The organizers—bachelor’s and master’s students at the Institute for Anthropological Studies in Culture and History and the departmental student representative committee for empirical cultural studies—designed the conference around cultural study perspectives on sexualities, sex and gender, queer cultures, and the body. Seven interdisciplinary panels with individual talks by students, workshops, and performances provided insight into current and completed research projects on both historical and contemporary topics. Conference participants also discussed the further development of methods and cultural study approaches to learn how to understand different cultures and how their insights could lead to societal change.
How did it all begin? When the organizational team realized that the student conference last focused on sex and gender 25 years ago, they quickly agreed that, this year, it should focus on the topic again so as to reflect on the issues of negotiation, materiality, physicality, and inequality. The conference’s core areas focused on the interweaving of sex and gender with identity, morality and ethics, pathology and health, labor, institutions and politics, and technology and aesthetics. Furthermore, the conference topics were designed to emphasize interdisciplinary perspectives, link theoretical and empirical findings, and consider changes and cultural transformation.
“It was important to the organizational team to enable students at all levels to present their term papers and theses. In addition to making fields of research and lines of inquiry visible, another goal of the conference was to sensitize us to the complexity of daily life and to discover which intersectional, decolonial, and historicizing approaches we need to understand it,” said Manual Bolz, a master’s student in empirical cultural studies and part of the 10-person organizational team. See the conference program for more insights into the conference topics.
The 450-plus registrations reveal the conference’s relevance and appeal. In lively discussions, speakers and participants focused on the poles of emotionalizing and moralizing discourses related to sexuality in everyday life while using the methods, theories, and knowledge of cultural studies to approach them.

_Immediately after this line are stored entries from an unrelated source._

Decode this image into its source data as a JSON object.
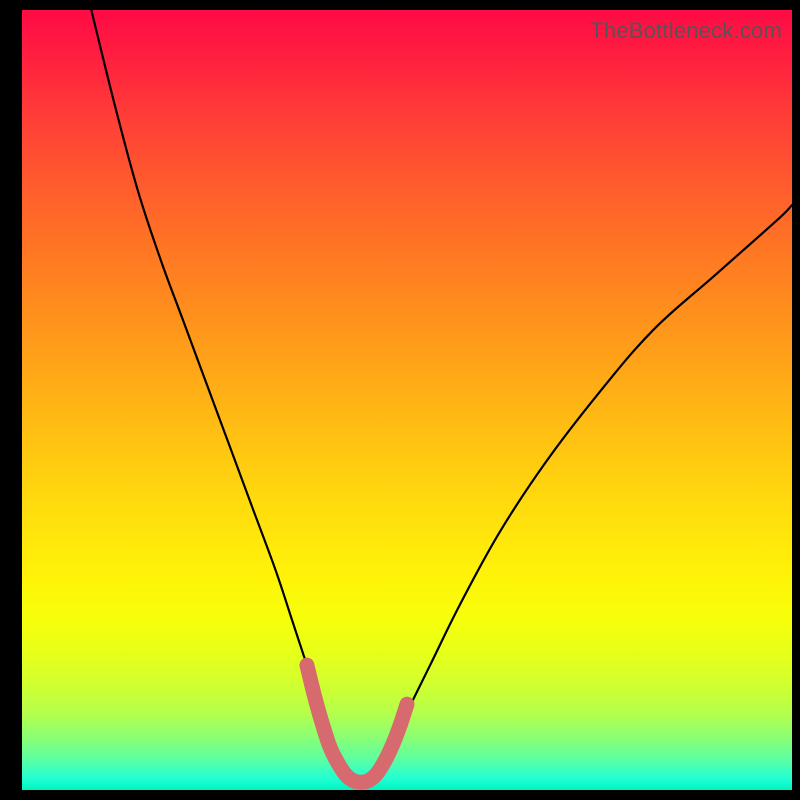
{
  "attribution": "TheBottleneck.com",
  "colors": {
    "page_bg": "#000000",
    "curve": "#000000",
    "highlight": "#d66a6f",
    "gradient_top": "#ff0a46",
    "gradient_bottom": "#00f4c0"
  },
  "chart_data": {
    "type": "line",
    "title": "",
    "xlabel": "",
    "ylabel": "",
    "xlim": [
      0,
      100
    ],
    "ylim": [
      0,
      100
    ],
    "grid": false,
    "series": [
      {
        "name": "bottleneck-curve",
        "x": [
          9,
          12,
          15,
          18,
          21,
          24,
          27,
          30,
          33,
          35,
          37,
          39,
          40,
          41,
          42,
          43,
          44,
          45,
          46,
          48,
          50,
          53,
          57,
          62,
          68,
          75,
          82,
          90,
          98,
          100
        ],
        "y": [
          100,
          88,
          77,
          68,
          60,
          52,
          44,
          36,
          28,
          22,
          16,
          10,
          6,
          3,
          1.5,
          1,
          1,
          1.5,
          3,
          6,
          10,
          16,
          24,
          33,
          42,
          51,
          59,
          66,
          73,
          75
        ]
      },
      {
        "name": "optimal-range-highlight",
        "x": [
          37,
          38,
          39,
          40,
          41,
          42,
          43,
          44,
          45,
          46,
          47,
          48,
          49,
          50
        ],
        "y": [
          16,
          12,
          8.5,
          5.5,
          3.5,
          2,
          1.2,
          1,
          1.2,
          2,
          3.5,
          5.5,
          8,
          11
        ]
      }
    ]
  }
}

To make conference findings accessible to the larger public, the organizational team and students from other universities are planning a conference catalog for the 33rd student conference, scheduled for publication in the Hamburger Journal für Kulturanthropologie in the late summer of 2022. There, the authors will present their exploratory questions and the completed theses on the topics of gender, the body, and sexuality, which also formed some of the panel content. The catalog is being funded by the Women’s Advancement Fund of Universität Hamburg.